El fenómeno de El Niño podría convertirse en uno de los episodios más intensos de las últimas cuatro décadas. La Organización Meteorológica Mundial (OMM), estima una probabilidad cercana al 100 % de que El Niño persista hasta febrero de 2027. Es una amenaza que vuelve a encender las alarmas

Un océano Pacífico excepcionalmente caliente

Entre mayo y julio de 2026, la temperatura superficial del mar en la región Niño 3.4 estuvo, en promedio, 1,5 °C por encima de lo normal. En julio llegó a +2,0 °C, mientras que entre finales de julio y mediados de agosto se registraron valores semanales de entre +2,2 °C y +2,6 °C. Debajo de la superficie del océano Pacífico, algunas zonas presentaron temperaturas de más de 8 °C por encima del promedio. 

Sequías, incendios e inundaciones

El Niño no es simplemente una variación de la temperatura del océano. Su influencia puede extenderse por diferentes regiones y alterar los patrones de lluvia y temperatura. La OMM advierte sobre un mayor riesgo de sequías, inundaciones, olas de calor e incendios forestales. 

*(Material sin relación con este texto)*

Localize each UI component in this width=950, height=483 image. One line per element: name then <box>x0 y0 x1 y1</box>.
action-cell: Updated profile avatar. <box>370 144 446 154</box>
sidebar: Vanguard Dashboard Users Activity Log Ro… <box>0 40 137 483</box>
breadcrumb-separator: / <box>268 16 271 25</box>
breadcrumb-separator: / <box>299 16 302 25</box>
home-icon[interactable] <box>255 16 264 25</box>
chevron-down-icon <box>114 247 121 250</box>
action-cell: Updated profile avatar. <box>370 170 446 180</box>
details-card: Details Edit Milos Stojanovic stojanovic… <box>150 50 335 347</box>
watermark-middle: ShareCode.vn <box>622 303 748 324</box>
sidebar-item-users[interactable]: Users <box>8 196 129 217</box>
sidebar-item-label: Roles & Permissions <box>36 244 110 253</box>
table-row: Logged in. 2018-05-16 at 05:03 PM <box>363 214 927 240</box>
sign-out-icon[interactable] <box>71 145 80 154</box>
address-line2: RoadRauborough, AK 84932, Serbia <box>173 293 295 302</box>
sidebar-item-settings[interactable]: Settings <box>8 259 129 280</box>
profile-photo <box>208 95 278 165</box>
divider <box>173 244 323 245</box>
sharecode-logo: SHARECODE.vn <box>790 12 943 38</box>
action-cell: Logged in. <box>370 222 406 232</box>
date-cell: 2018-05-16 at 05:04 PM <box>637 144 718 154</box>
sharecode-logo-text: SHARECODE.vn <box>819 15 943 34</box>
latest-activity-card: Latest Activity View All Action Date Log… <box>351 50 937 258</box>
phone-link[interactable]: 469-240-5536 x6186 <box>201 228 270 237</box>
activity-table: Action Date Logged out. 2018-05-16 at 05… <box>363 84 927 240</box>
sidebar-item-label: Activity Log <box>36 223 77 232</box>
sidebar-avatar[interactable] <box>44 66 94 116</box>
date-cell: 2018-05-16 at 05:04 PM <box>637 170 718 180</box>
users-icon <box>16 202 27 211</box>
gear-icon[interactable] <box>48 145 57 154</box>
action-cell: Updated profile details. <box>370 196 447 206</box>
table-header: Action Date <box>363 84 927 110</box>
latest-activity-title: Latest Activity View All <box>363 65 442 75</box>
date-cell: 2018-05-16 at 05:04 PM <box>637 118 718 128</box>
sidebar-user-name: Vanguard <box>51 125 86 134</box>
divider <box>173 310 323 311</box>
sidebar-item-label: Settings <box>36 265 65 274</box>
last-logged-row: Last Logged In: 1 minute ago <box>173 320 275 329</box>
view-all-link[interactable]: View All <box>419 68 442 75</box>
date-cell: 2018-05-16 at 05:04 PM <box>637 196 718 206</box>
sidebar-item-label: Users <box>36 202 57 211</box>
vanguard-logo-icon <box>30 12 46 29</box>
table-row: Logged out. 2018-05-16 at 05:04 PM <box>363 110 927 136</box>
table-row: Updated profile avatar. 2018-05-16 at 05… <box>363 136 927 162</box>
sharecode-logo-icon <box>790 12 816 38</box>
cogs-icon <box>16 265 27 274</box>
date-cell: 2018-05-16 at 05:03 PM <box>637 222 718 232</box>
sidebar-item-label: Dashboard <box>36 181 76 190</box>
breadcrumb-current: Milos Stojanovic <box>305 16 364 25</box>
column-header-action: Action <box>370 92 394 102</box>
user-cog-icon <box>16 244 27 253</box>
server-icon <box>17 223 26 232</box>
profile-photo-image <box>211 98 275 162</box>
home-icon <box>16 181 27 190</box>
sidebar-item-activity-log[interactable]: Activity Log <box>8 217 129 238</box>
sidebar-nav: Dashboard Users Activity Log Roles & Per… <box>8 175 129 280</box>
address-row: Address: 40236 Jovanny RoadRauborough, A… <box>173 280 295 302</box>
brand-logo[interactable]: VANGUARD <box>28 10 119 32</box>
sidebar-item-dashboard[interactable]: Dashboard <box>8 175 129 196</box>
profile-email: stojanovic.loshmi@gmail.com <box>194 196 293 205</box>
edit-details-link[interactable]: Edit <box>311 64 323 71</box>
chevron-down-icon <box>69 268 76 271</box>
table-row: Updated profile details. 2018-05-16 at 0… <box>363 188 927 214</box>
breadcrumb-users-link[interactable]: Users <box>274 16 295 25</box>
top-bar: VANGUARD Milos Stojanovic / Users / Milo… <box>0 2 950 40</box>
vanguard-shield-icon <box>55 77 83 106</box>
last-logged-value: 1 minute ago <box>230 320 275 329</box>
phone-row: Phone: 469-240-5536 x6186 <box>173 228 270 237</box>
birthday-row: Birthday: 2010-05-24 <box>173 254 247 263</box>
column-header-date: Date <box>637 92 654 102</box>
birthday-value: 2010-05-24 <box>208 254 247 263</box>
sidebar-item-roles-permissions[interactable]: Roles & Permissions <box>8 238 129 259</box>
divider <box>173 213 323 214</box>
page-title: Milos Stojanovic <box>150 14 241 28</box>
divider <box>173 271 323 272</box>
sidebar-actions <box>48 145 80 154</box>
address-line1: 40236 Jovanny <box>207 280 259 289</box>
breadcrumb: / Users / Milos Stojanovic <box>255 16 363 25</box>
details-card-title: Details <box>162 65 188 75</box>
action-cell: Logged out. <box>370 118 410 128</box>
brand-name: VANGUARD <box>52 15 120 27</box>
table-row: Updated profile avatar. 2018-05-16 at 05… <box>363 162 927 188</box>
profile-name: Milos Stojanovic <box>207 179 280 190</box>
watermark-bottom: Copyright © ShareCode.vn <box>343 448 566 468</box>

Colombia frente al desafío del agua

Para Colombia, la amenaza tiene una dimensión ambiental, económica y social. Una reducción prolongada de las lluvias puede disminuir los caudales de los ríos, afectar los ecosistemas, aumentar la presión sobre los sistemas de abastecimiento de agua y generar dificultades para la generación hidroeléctrica. También, las temperaturas elevadas pueden aumentar el riesgo de incendios forestales.

El campo, uno de los sectores más vulnerables

La menor disponibilidad hídrica puede reducir la producción de cultivos y afectar la ganadería. Una menor oferta y mayores costos de riego y transporte podrían elevar los precios de los alimentos. El Niño representa así un riesgo no solo climático, sino también para la seguridad alimentaria y la economía.

La prevención puede reducir el impacto

La anticipación puede marcar la diferencia frente a una emergencia climática.

Las alertas de Naciones Unidas permiten preparar reservas de agua y sistemas de salud. También ayudan a reforzar la prevención de incendios y proteger las cuencas hidrográficas. La preparación de embalses, agricultores y comunidades vulnerables será fundamental.

La advertencia debe convertirse en acción

Si las previsiones indican prácticamente 100 % de probabilidad de continuidad de El Niño hasta febrero de 2027, ignorar las señales sería una decisión difícil de justificar. El desafío no consiste en detener un fenómeno natural que no podemos controlar, sino en disminuir sus consecuencias.

Esta crisis climática presiona al límite los tres pilares estructurales de la nación: la seguridad energética, el abastecimiento de agua y la producción agrícola.

SECTORES MAS AFECTADO INDICADOR CRITICO IMPACTO DIRECTO
Energía e Hidroeléctricas Nivel de embalses bajo el 28% Riesgo inminente de apagón
Agricultura y Alimentos Pérdidas proyectadas del 30% Inflación y escasez de comida
Gestión del Riesgo y Bosques Alerta roja por incendios en 80% Destrucción de páramos y selvas

La matriz eléctrica colombiana depende en más de un 68 % de la fuerza del agua (generación hidráulica).

Nivel de embalses: Los complejos hidroeléctricos del centro y oriente del país registran niveles agregados por debajo del 28 % de su capacidad útil, rozando el “nivel crítico” que obligaría a aplicar cortes programados de luz.

Sobrecarga térmica: Para evitar un apagón general, el país ha tenido que encender el 100 % de sus plantas termoeléctricas alimentadas por gas y carbón. Esto no solo dispara las emisiones de gases de efecto invernadero del país, sino que incrementa las tarifas residenciales de energía en más de un 35 %.